Today, he will announce a plan to divert $2 billion of Federal oil and gas lease revenues over the next decade from general revenues into an energy security trust fund.

Those moneys would fund research and development of both cleaner fuels and advanced vehicle technologies, with the goal of moving toward vehicular transportation that does not use fossil fuels.

According to reports in The New York Times, Scientific American, and other sources, President Obama will announce the plan during a speech today at Argonne National Laboratory, outside Chicago.

While he first floated the idea during his State of the Union address in January, the proposal will flesh out the details of the subjects to be funded.

Those include additional research on advanced battery chemistries and materials technologies, a broad array of biofuels initiatives, and broader studies on ways to improve the efficiency of all automobiles.

As the Times notes, while there is at least some bipartisan support for moving vehicles off hydrocarbons, the proposal is "likely to encounter strong resistance from Congressional Republicans, who will portray it as a tax on energy producers."

With Congressional gridlock and vicious partisan politics preventing any consensus on a long-term energy plan for the United States, Obama has pursued what he calls an "all-of-the-above stategy" of multiple smaller initiatives.

Those include Federal support and financial incentives for renewable energy, including wind and solar power; increased development of domestic oil and gas resources, potentially including both the controversial practice of geofracturing ("fracking") and the Keystone XL natural-gas pipeline; and longer-term research into non-hydrocarbon energy.
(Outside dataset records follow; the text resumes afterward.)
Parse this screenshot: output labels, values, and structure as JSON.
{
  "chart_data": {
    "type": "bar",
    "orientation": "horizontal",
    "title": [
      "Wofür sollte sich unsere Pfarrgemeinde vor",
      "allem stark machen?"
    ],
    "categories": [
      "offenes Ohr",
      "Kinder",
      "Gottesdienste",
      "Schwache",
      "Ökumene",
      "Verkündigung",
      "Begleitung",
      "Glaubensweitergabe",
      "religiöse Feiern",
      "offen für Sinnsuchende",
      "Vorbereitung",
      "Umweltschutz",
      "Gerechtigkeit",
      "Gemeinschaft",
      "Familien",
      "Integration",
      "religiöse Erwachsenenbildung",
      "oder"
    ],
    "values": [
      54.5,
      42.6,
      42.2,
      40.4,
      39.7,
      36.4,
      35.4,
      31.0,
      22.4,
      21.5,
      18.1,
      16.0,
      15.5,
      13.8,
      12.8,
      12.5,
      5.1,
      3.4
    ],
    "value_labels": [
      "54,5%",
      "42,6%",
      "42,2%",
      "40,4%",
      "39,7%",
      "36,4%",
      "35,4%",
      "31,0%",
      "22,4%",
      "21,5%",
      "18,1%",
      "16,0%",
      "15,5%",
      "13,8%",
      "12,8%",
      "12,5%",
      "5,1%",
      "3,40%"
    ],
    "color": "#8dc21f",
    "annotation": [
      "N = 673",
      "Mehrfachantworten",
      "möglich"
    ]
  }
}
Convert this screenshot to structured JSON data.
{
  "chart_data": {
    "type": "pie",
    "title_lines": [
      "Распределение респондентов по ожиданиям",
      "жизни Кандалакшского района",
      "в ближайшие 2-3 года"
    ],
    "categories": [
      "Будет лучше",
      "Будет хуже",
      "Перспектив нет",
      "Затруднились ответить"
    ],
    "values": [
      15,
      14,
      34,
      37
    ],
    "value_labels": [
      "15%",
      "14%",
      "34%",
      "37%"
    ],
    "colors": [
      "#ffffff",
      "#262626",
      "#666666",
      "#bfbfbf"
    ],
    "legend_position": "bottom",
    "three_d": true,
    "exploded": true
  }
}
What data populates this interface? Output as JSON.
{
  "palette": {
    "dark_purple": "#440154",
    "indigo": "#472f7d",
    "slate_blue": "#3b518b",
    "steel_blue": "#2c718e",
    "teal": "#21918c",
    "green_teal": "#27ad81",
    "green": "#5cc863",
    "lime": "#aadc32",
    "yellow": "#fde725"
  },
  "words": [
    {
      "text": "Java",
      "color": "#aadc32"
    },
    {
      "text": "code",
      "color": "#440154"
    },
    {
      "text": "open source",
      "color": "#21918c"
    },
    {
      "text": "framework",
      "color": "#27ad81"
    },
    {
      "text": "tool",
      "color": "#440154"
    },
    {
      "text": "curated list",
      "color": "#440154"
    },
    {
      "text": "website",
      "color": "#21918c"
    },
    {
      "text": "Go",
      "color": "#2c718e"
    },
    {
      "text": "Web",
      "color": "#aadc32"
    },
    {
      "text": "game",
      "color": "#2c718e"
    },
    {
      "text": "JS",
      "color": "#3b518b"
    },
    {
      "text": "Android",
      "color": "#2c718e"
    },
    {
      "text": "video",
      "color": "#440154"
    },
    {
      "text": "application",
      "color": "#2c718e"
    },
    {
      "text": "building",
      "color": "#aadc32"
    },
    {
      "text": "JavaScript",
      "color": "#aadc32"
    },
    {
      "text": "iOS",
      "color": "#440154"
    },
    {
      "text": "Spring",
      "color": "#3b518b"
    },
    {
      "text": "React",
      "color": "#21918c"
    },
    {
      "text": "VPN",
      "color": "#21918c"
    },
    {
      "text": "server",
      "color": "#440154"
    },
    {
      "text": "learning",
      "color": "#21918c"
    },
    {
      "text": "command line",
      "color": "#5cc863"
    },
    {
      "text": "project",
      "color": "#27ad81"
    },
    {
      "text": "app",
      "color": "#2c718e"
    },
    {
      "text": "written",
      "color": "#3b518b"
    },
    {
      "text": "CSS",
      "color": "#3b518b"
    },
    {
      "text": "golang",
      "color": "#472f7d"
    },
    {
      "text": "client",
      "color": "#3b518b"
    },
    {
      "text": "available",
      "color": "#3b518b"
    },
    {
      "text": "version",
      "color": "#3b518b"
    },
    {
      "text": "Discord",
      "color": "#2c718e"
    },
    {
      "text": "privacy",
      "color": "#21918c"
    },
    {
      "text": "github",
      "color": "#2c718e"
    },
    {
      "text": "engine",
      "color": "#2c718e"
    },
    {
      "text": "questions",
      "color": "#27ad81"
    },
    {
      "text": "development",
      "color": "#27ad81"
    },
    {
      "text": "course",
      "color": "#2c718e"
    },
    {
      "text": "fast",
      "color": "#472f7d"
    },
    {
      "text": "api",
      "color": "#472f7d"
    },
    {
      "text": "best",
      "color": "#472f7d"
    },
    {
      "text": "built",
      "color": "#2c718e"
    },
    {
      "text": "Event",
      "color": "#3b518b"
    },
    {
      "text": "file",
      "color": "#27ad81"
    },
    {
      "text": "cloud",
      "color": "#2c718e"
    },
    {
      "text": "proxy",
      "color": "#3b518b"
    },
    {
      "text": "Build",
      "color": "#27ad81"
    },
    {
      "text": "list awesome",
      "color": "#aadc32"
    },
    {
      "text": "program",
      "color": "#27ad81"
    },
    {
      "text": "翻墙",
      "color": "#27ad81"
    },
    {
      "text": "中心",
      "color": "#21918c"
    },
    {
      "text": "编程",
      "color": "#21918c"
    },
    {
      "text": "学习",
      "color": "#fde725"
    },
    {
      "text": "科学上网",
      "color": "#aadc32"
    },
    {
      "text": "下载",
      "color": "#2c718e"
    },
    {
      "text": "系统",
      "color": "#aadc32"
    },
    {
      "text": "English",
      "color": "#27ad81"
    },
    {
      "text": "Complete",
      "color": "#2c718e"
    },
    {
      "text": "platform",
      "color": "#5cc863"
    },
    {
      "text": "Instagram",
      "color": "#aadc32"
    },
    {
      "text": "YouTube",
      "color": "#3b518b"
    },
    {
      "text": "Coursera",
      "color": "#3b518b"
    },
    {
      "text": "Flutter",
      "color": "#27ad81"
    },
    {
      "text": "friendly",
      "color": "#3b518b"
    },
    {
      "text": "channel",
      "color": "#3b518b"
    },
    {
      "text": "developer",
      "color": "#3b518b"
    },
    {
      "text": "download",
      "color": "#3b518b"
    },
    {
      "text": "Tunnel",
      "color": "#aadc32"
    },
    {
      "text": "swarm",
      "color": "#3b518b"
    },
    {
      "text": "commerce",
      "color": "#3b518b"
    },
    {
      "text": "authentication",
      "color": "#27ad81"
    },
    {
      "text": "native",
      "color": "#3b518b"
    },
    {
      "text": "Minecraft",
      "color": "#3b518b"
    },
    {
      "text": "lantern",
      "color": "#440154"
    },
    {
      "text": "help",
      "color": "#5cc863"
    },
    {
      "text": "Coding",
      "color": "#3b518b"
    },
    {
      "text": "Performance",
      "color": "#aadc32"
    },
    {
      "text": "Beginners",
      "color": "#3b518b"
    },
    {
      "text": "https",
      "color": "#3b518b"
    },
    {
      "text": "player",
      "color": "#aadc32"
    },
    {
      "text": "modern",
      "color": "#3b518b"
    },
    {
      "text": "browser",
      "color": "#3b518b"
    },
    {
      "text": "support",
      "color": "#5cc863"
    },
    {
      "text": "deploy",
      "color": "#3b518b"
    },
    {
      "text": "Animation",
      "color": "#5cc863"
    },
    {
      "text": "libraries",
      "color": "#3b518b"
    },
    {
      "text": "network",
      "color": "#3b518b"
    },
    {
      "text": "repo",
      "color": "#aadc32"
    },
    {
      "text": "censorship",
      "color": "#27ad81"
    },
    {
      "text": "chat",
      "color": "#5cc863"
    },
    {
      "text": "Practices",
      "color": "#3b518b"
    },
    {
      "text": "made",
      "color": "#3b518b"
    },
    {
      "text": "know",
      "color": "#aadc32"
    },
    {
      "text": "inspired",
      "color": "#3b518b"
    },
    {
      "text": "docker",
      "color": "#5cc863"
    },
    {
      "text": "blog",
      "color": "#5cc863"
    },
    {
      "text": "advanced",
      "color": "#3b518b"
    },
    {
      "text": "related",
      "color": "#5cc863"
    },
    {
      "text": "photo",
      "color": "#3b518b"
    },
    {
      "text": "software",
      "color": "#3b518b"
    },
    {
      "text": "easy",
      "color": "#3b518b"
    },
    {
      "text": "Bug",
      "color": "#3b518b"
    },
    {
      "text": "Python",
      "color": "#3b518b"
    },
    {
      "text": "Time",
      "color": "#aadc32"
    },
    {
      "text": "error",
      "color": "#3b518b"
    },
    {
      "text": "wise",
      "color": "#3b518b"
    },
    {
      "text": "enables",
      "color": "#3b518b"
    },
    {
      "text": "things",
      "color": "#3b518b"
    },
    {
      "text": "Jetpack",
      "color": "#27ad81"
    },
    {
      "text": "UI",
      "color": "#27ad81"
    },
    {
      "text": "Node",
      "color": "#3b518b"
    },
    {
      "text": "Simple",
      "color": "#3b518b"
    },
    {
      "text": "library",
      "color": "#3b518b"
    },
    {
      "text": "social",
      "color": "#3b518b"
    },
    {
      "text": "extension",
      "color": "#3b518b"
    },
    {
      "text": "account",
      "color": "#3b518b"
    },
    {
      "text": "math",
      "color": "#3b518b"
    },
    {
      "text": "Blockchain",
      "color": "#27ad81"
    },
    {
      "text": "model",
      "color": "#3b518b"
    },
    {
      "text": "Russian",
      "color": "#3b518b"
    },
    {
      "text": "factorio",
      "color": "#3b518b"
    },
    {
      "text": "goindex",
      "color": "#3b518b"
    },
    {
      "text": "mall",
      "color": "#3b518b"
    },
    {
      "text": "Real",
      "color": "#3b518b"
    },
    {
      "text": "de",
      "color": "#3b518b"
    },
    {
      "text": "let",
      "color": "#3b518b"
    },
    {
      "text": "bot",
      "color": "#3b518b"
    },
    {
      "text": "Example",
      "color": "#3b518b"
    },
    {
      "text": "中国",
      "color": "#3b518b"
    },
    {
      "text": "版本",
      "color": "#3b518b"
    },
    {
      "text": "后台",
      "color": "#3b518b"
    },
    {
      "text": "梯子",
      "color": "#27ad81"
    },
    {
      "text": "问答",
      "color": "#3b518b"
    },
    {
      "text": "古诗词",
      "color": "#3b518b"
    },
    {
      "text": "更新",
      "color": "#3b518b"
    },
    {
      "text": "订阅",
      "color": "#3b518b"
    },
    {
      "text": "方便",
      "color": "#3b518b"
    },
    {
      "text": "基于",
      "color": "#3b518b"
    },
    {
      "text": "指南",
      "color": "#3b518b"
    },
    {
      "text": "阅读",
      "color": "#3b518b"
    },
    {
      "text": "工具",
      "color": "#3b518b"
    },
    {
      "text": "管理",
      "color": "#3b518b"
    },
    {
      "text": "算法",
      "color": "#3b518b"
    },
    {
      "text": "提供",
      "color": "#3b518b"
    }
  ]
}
Argonne Lab, where the president will speak, was chosen in part because it has done research and testing on advanced vehicle technologies for decades, from alternative fuels to plug-in hybrids.

But the sequester, says its director, will not only force Argonne to cancel all new programs over the next year, it will more generally devastate U.S. scientific research for decades to come.

Barack Obama

Barack Obama

Much of the basic research in core science since World War II has directly or indirectly been funded by the Federal government.

But that funding is contained within the minority of "discretionary" spend that will be heavily affected by the mandatory cuts contained in the sequester.

Meanwhile, a slow (although growing) ramp-up of plug-in electric car sales means Obama's goal of 1 million plug-ins on U.S. roads by the end of 2015 is unlikely to be met.

Should the U.S. continue to invest in research on cleaner vehicles, renewable energy technologies, and lowering the carbon impact of our current energy use?

Or is that a function that, as some have suggested, should be left entirely to the more-efficient private sector to fund?